La Cour d'Assises du Luxembourg a rendu son verdict ce vendredi en début d'après-midi. Vinciane Welvaert est reconnue coupable du meurtre de Marie Reding. Les plaidoiries pour la peine ont lieu cet après-midi. L'infirmière risque jusqu'à 30 ans de réclusion.
La défense avait plaidé l'acquittement au bénéfice du doute. Au terme de quatre heures de délibération, le jury ne l’a pas suivi et a répondu par l'affirmative aux deux questions qui lui ont été posées.

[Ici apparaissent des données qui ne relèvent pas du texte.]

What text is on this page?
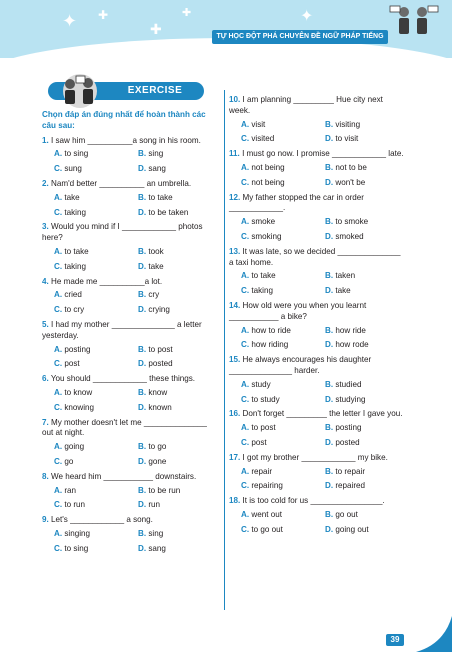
✦ ✚
✚
✚	✦
TỰ HỌC ĐỘT PHÁ CHUYÊN ĐỀ NGỮ PHÁP TIẾNG ANH
EXERCISE
Chọn đáp án đúng nhất để hoàn thành các câu sau:
1. I saw him __________a song in his room.
A. to sing	B. sing
C. sung	D. sang
2. Nam'd better __________ an umbrella.
A. take	B. to take
C. taking	D. to be taken
3. Would you mind if I ____________ photos here?
A. to take	B. took
C. taking	D. take
4. He made me __________a lot.
A. cried	B. cry
C. to cry	D. crying
5. I had my mother ______________ a letter yesterday.
A. posting	B. to post
C. post	D. posted
6. You should ____________ these things.
A. to know	B. know
C. knowing	D. known
7. My mother doesn't let me ______________ out at night.
A. going	B. to go
C. go	D. gone
8. We heard him ___________ downstairs.
A. ran	B. to be run
C. to run	D. run
9. Let's ____________ a song.
A. singing	B. sing
C. to sing	D. sang
10. I am planning _________ Hue city next week.
A. visit	B. visiting
C. visited	D. to visit
11. I must go now. I promise ____________ late.
A. not being	B. not to be
C. not being	D. won't be
12. My father stopped the car in order ____________.
A. smoke	B. to smoke
C. smoking	D. smoked
13. It was late, so we decided ______________ a taxi home.
A. to take	B. taken
C. taking	D. take
14. How old were you when you learnt ___________ a bike?
A. how to ride	B. how ride
C. how riding	D. how rode
15. He always encourages his daughter ______________ harder.
A. study	B. studied
C. to study	D. studying
16. Don't forget _________ the letter I gave you.
A. to post	B. posting
C. post	D. posted
17. I got my brother ____________ my bike.
A. repair	B. to repair
C. repairing	D. repaired
18. It is too cold for us ________________.
A. went out	B. go out
C. to go out	D. going out
39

Il reconnait Vinciane Welvaert coupable du meurtre de Marie Reding le 1 mars 2023. Les plaidoiries pour la peine ont lieu ce vendredi après-midi. L'infirmière risque jusqu'à 30 ans de réclusion.
Plus tôt dans la journée, avant que les jurés ne se retirent pour délibérer, l’accusée a eu l’occasion de s’exprimer une dernière fois. “Je sais que je n’ai pas été une mère et une épouse parfaite mais je n’ai pas tué Mme Reding”.
Quelques mots prononcés d’une voix chargée d’émotion. Pour la première fois depuis l’ouverture du procès, Vinciane Welvaert a laissé apparaître sa fragilité.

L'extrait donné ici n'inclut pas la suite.